Lower Thames Crossing... where do we go now?

Campaigners against the building of the Lower Thames Crossing between Kent an Essex have been encouraged by the news that the Secretary of State for Transport ignored the advice of his own officers in refusing to review the government’s road policy.   
The Guardian’s front-page story revealed how Grant Shapps had dismissed the advice from civil servants that the policy should have been reviewed on environmental grounds.
The newspaper says: “It has been a legal requirement to take into account the environmental impact of such [road] projects since 2014. Shapps appears to have pressed ahead despite the advice of civil servants in his own department.”
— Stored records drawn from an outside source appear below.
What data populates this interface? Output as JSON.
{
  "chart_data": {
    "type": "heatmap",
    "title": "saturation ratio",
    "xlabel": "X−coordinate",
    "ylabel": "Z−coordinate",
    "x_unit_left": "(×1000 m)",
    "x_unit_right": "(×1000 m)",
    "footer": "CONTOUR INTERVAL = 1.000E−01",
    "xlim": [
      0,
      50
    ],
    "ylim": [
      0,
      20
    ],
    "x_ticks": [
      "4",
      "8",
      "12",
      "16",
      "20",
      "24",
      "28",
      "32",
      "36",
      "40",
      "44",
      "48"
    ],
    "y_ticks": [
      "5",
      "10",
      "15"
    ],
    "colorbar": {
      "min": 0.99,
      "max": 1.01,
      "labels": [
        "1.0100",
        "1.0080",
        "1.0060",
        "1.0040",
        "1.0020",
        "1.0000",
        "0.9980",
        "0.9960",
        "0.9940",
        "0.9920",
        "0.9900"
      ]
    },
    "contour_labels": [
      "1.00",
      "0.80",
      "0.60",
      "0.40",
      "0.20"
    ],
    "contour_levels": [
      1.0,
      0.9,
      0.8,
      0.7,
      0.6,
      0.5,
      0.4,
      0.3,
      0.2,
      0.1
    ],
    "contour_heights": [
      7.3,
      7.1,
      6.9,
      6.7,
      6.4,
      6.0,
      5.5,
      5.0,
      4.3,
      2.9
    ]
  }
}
It suggests that the £27 billion expansion of England’s road network – described by Chancellor Rishi Sunak a year ago as the country’s “largest ever” roadbuilding programme – “has been thrown into doubt” by the revelation.
It came as Transport Action Network sought a judicial review of the strategy to develop such road projects as the Lower Thames Crossing, the Stonehenge tunnel and the A46 Newark bypass.
The Guardian says evidence that Mr Shapps had overridden Whitehall advice was disclosed only “at the 11th hour to the claimants” in the High Court case. That advice was to review the 2014 National Policy Statement on national networks.
The TAN claim centres on the decision not to review all or part of the NPS and has now been amended to introduce Shapps’s decision to dismiss the civil servants’ advice; this runs alongside the original grounds that the roadbuilding policy was not compatible with commitments to the environment and air quality.
David Wolfe QC states in his submission: “On the day before the limitation period for issuing this challenge was due to expire, the defendant [Mr Shapps] provided the claimant [Transport Action Network] with the advice of his officials, which was that it was appropriate to review the NPS.”
He adds: “The claimants have been presented, on the one hand, with official reasoning in support of a review, and on the other, with a decision by the defendant not to review the NPS, with no explanation of why, or on the basis of what information or considerations, he chose to depart from his officials’ advice.”
Government lawyers, however, claim Mr Shapps has no duty to give reasons for his decision and that the claim is baseless.
Chris Todd, Transport Action Network director, said: “The largest-ever roads programme and world-leading emissions cuts were always the strangest of bedfellows.
“Far from ‘building back better’, the government’s £27bn roads plan would pollute communities, tear through treasured green spaces and turn up the heat on the planet, while making congestion worse. Our legal challenge seeks to end this nightmare and prioritise what’s important to people.”